Свиридов напросился сам. Он явился ко мне тридцатого, в шинели не по росту и с той желчной готовностью, с какой идут делать дело, в которое не верят.

— Я его встречу. Я его щупать буду на всяком стыке. И ежели там опять шрапнель, я вам её на дворе мелом распишу, и пусть глядят.

Я не стал ему возражать. Мне и надо было, чтоб при грузе был человек, который умеет считать не места.

Новый порядок оказался тяжёлым для людей.

Я третий час сидел на промёрзшем разъезде, покуда находили ответственного и объясняли бланк. Маневровая работа тем временем шла своим чередом; наша бумага должна была поспеть к плановому отправлению, а не задержать состав ради себя.

Дело было в третьей графе.

По новому порядку промежуточный чин писал число мест, пломбы, час и свою фамилию; годность указывал только тот, кто вправе был вскрыть и испытать. Труднее всего оказалась фамилия.

И вот на фамилии всё и стопорилось.

На первом же звене, на перегрузочном пункте, конторщик прочёл графу, поглядел на меня и спросил, что ему тут писать.

— Себя. Ежели груз нынче у вас.

— У меня, — согласился он. — Он в третьем ряду стои́т, я его вчера принял.

— Вот и пишите.

Конторщик воткнул перо в стакан с дробью.

— Ваше высокоблагородие, меня тридцать лет никто не спрашивал, как меня зовут. А тут выходит, что ежели с этим вагоном что случится, так у него будет моя фамилия. Я его не грузил и не пломбировал. Я его на путях подержал.

— Никто с вас и не спросит за то, чего вы не делали.

— Спросят. — Голос у него был спокойный. — Найдут бумагу, а на ней я. Дальше искать не станут — зачем, коли вот он я.

Возразить мне было нечего: он описал, как оно бывает.

— Вы графу до конца прочли? — спросил я. — Там два поля. Первое — что приняли, второе — в каком виде. Ежели вы вагон не вскрывали и годных не считали, вы во втором пишете: «не вскрывалось, пломба такая-то, цела». И тогда с вас спросят ровно за то, что вы приняли пломбу целой и целой же сдали. За то, что внутри, отвечает тот, кто последним вскрывал. А это не вы.

Конторщик перечитал.

— Стало быть, я расписываюсь и за то, чего не делал, не отвечаю?

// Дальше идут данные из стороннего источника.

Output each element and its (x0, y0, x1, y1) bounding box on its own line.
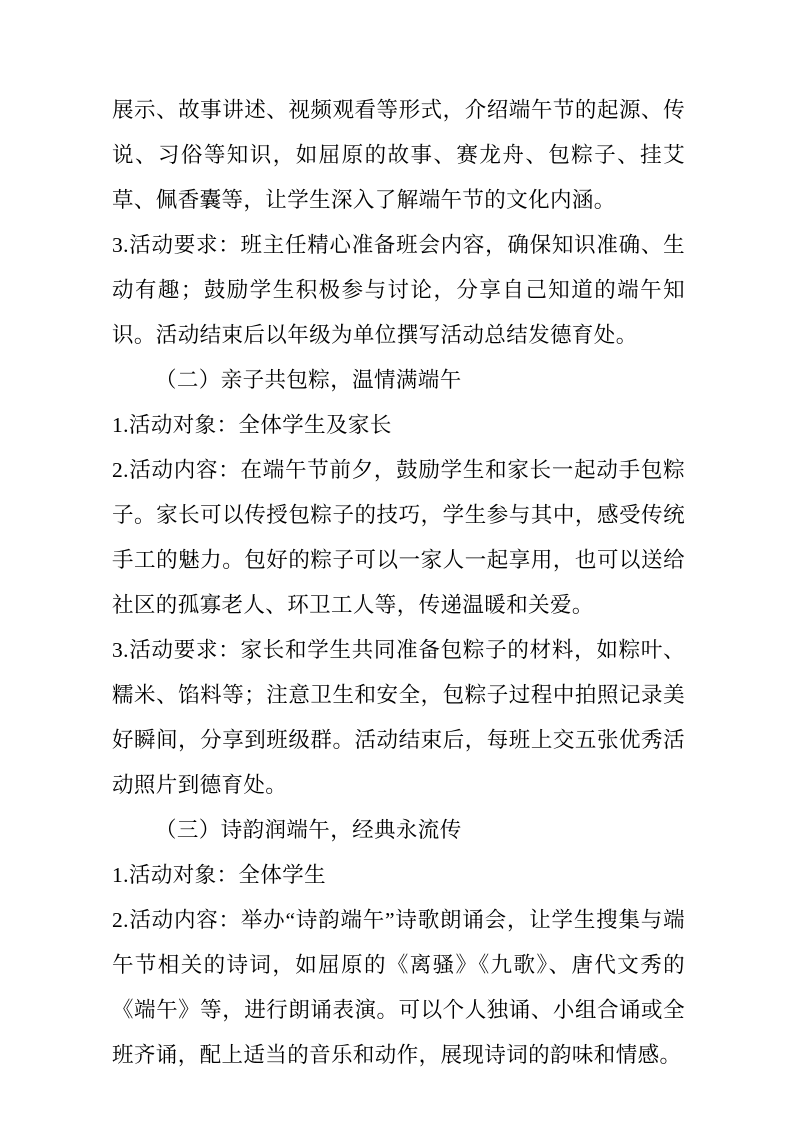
paragraph-2: 3.活动要求：班主任精心准备班会内容，确保知识准确、生动有趣；鼓励学生积极参与讨论，分享自己知道的端午知识。活动结束后以年级为单位撰写活动总结发德育处。 (112, 233, 685, 347)
paragraph-7-heading: （三）诗韵润端午，经典永流传 (155, 818, 462, 842)
paragraph-9: 2.活动内容：举办“诗韵端午”诗歌朗诵会，让学生搜集与端午节相关的诗词，如屈原的《离骚》《九歌》、唐代文秀的《端午》等，进行朗诵表演。可以个人独诵、小组合诵或全班齐诵，配上适当的音乐和动作，展现诗词的韵味和情感。 (112, 908, 685, 1067)
paragraph-3-heading: （二）亲子共包粽，温情满端午 (155, 368, 462, 392)
paragraph-8: 1.活动对象：全体学生 (112, 863, 327, 887)
document-body (112, 88, 685, 1078)
paragraph-5: 2.活动内容：在端午节前夕，鼓励学生和家长一起动手包粽子。家长可以传授包粽子的技巧，学生参与其中，感受传统手工的魅力。包好的粽子可以一家人一起享用，也可以送给社区的孤寡老人、环卫工人等，传递温暖和关爱。 (112, 458, 685, 617)
paragraph-1: 展示、故事讲述、视频观看等形式，介绍端午节的起源、传说、习俗等知识，如屈原的故事、赛龙舟、包粽子、挂艾草、佩香囊等，让学生深入了解端午节的文化内涵。 (112, 98, 685, 212)
paragraph-6: 3.活动要求：家长和学生共同准备包粽子的材料，如粽叶、糯米、馅料等；注意卫生和安全，包粽子过程中拍照记录美好瞬间，分享到班级群。活动结束后，每班上交五张优秀活动照片到德育处。 (112, 638, 685, 797)
paragraph-4: 1.活动对象：全体学生及家长 (112, 413, 392, 437)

— Только за число мест и целую пломбу. А чего не проверяли, то прямо и пишете. Прежде вы молчали, и молчание можно было прочесть как угодно.

Он подумал ещё, обмакнул перо и написал свою фамилию. Кулагин.

Он писал её медленно, как пишут в первый раз.

За первой фамилией у меня ушло два часа с четвертью, но вагон своего отправления не пропустил. За следующей — час моего времени. К третьему звену я уже знал, что говорить, и возил короткую выписку из наставления, чтобы спор не начинался сначала.